L’engouement a pris une telle ampleur que la communauté scientifique et le gouvernement se sont impliqués. La FDA a mis en place une machine qui a essentiellement fumé des joints de banane pendant trois semaines d’affilée. En mai, elle a déterminé ce que beaucoup de gens avaient déjà découvert de visu : fumer des bananes ne faisait pas planer. En novembre de la même année, une autre étude, menée par des chercheurs de l’université de New York, a de nouveau établi que les bananes n’étaient pas une drogue. Pourtant, le mythe a continué à perdurer. « Le canular était largement cru jusqu’à ce que quelqu’un l’essaie et constate qu’il ne produit rien. Bien sûr, certaines personnes ont dit à leurs amis que ça marchait, juste pour voir leur réaction lorsqu’ils apprendraient la vérité », dit Rorabaugh. « Dans un cadre donné, cela n’a pas duré plus de quelques jours, mais l’ayant été, il était facile de transmettre l’idée à d’autres personnes, ailleurs, par des appels téléphoniques ou des lettres, juste pour faire passer la blague. »

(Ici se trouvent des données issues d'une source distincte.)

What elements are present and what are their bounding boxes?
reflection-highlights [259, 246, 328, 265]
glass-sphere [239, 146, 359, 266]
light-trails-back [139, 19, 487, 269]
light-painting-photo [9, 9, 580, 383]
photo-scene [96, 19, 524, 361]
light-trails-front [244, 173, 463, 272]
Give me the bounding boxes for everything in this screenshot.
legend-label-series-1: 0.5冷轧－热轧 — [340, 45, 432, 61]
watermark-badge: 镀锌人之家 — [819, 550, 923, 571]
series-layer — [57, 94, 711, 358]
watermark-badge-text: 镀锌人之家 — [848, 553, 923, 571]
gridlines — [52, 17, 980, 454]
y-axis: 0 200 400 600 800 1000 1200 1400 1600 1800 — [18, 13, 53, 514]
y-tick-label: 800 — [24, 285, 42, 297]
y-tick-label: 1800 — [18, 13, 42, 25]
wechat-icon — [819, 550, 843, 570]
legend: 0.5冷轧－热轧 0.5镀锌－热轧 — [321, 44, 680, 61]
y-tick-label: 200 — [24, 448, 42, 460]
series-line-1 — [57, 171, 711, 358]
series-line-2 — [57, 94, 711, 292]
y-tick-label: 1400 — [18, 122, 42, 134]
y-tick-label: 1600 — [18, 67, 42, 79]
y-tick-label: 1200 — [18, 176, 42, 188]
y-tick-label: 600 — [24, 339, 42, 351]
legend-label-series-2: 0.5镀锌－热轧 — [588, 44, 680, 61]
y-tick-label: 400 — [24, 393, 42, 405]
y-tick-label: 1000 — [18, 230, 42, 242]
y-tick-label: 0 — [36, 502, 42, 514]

Fumer des peaux de bananes a continué à être un concept populaire dans les cercles hippies, principalement comme gag, pendant des années. « Woodstock était à peu près la dernière fois que cela a été mentionné. La plupart des personnes présentes savaient qu’il s’agissait d’une plaisanterie, mais quelques-unes ont pu se laisser convaincre d’essayer », explique Rorabaugh. Mais même après le passage de l’ère du Verseau, le mythe de la banane hallucinogène a refusé de mourir.

Une recette pour transformer les peaux de banane en drogue était incluse dans le livre qui a déclenché un million de mythes de collège, The Anarchist’s Cookbook, publié en 1970. Dans la recette de l’auteur William Powell, qui décrit un processus laborieux de fabrication d’une pâte à partir des épluchures qui doit ensuite être réduite en poudre, il affirme que les bananes contiennent une substance appelée « bananadine », qui est à l’origine des effets psychédéliques du fruit. Cela aussi était faux, puisque la bananadine n’existe pas.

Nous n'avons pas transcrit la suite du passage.